Linear Algebra – How to Find the Left Null Space from rref(A)

linear algebra

I was working through a problem and was wondering if there was an easier way of finding the basis of the left null space of a given matrix.

(For a simple example) Suppose we have a matrix $A = \begin{bmatrix} 1 & 2 & 4 \\ 2 & 4 & 8 \end{bmatrix}$ when reduced we can write it as $\text{rref}(A) = \begin{bmatrix} 1 & 2 & 4 \\ 0 & 0 & 0 \end{bmatrix} $

from rref(A) it is clear that:

Basis for $C(A) = \left\{ \begin{pmatrix} 1 \\ 2\end{pmatrix} \right\}$

Basis for $C(A^T) = \left\{ \begin{pmatrix} 1,&2, & 4 \end{pmatrix} \right\}$

Basis for $N(A) = \left\{ \begin{pmatrix} -2 \\ 1 \\ 0\end{pmatrix} , \begin{pmatrix} -4 \\ 0 \\ 1 \end{pmatrix}\right\}$

Now my question is am I able to deduce the left null space just from rref(A)?

Else, I would take the transpose of A, row reduce it and then find the left null space that way but I was wondering if there is an easier way?

Best Answer

You can’t really get the left null space directly from just the rref, but if you first augment the matrix with the appropriately-sized identity and then row-reduce it, the row vectors to the right of the zero rows of the rref constitute a basis for the left null space.

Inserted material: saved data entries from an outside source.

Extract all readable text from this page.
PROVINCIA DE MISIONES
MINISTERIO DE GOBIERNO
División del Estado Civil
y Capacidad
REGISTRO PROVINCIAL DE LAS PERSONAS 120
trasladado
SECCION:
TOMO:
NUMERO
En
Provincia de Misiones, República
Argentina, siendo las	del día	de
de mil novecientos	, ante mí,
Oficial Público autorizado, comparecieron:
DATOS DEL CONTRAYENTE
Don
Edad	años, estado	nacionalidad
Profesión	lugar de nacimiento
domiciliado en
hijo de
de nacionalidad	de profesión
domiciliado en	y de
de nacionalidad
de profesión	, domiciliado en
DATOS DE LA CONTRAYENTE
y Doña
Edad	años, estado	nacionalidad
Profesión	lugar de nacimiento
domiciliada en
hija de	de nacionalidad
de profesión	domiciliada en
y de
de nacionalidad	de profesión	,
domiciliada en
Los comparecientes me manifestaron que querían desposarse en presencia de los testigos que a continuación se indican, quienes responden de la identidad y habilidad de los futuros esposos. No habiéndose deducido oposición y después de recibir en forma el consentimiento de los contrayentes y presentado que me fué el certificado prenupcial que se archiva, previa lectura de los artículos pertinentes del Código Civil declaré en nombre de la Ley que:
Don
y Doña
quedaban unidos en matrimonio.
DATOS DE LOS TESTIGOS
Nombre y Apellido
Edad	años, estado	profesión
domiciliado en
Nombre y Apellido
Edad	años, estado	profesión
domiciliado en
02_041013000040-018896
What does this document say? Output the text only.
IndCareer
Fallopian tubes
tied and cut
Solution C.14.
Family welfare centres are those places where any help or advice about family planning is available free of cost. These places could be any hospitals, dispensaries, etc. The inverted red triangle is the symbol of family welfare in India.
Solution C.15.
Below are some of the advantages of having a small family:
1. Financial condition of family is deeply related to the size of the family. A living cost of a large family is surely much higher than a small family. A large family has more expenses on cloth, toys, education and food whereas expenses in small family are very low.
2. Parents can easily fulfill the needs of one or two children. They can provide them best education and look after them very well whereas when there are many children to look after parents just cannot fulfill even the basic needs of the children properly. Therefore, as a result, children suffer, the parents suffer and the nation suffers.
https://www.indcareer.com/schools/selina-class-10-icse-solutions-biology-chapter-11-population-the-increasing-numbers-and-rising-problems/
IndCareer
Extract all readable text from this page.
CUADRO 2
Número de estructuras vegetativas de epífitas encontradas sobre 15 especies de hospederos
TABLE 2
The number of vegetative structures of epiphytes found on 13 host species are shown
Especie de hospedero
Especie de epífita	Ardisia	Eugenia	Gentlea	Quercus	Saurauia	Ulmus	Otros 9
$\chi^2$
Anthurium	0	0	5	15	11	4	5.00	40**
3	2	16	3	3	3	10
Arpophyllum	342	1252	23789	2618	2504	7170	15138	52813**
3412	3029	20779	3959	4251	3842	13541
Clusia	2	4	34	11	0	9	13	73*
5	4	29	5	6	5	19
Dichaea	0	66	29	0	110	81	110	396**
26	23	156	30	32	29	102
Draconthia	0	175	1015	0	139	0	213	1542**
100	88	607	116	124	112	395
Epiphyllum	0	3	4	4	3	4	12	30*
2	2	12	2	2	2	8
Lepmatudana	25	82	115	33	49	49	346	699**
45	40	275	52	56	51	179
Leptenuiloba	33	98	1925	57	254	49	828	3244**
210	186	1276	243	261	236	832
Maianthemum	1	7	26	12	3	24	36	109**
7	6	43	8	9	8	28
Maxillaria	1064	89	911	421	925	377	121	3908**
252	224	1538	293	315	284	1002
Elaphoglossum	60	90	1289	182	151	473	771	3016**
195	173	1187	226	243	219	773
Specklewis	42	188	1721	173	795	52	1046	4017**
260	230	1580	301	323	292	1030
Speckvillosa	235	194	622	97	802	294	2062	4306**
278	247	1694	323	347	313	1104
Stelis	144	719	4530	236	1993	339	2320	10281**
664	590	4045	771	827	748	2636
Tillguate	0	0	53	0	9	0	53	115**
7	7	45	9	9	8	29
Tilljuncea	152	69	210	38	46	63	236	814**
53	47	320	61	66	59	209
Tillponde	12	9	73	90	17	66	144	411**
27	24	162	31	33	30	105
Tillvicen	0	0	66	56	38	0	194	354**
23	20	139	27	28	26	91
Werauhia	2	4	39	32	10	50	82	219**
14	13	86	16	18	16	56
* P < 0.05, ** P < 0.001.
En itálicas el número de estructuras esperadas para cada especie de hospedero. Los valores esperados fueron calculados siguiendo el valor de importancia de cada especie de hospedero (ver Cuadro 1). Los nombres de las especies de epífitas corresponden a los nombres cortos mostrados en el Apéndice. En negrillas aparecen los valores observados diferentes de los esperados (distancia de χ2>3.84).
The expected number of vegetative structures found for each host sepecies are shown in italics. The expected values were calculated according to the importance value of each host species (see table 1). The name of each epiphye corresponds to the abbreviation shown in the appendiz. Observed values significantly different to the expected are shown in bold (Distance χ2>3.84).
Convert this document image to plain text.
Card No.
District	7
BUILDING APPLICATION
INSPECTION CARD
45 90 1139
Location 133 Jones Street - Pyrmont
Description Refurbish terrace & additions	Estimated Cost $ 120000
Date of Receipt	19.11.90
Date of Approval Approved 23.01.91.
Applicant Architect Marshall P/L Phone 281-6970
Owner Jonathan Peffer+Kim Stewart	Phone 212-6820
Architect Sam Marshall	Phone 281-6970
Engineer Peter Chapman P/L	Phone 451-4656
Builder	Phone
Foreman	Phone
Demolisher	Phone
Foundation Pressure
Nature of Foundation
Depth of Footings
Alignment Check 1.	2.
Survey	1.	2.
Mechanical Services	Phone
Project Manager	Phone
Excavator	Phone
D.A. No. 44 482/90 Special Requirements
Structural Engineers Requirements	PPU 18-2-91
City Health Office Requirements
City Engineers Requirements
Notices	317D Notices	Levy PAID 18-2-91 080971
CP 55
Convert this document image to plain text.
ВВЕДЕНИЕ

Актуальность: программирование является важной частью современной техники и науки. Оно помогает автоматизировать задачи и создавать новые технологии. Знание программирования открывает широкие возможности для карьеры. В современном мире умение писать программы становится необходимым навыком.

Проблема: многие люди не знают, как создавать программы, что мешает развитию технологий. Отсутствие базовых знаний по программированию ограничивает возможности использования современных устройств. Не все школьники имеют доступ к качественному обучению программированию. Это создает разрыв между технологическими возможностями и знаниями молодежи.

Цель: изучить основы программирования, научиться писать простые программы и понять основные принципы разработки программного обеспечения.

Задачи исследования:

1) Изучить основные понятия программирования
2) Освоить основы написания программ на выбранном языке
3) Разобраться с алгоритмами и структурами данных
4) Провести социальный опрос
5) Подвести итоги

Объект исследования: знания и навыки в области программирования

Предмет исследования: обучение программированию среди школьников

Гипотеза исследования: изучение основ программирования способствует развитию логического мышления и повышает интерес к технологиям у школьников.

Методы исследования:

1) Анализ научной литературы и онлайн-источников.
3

Using your example, row-reduce $$\left[\begin{array}{ccc|cc}1&2&4 & 1&0 \\ 2&4&8 & 0&1 \end{array}\right] \to \left[\begin{array}{ccc|rc} 1&2&4 & 1 &0 \\ 0&0&0 & -2&1 \end{array}\right].$$ The left null space is thus $\operatorname{span}\{(-2,1)\}$.

As for why this works, see this question. I’ll repeat a caveat from there: this method doesn’t often give you a “nice” basis, in that the vectors are often rather large multiples of what you would’ve computed by the more usual method of applying Gaussian elimination to the transpose.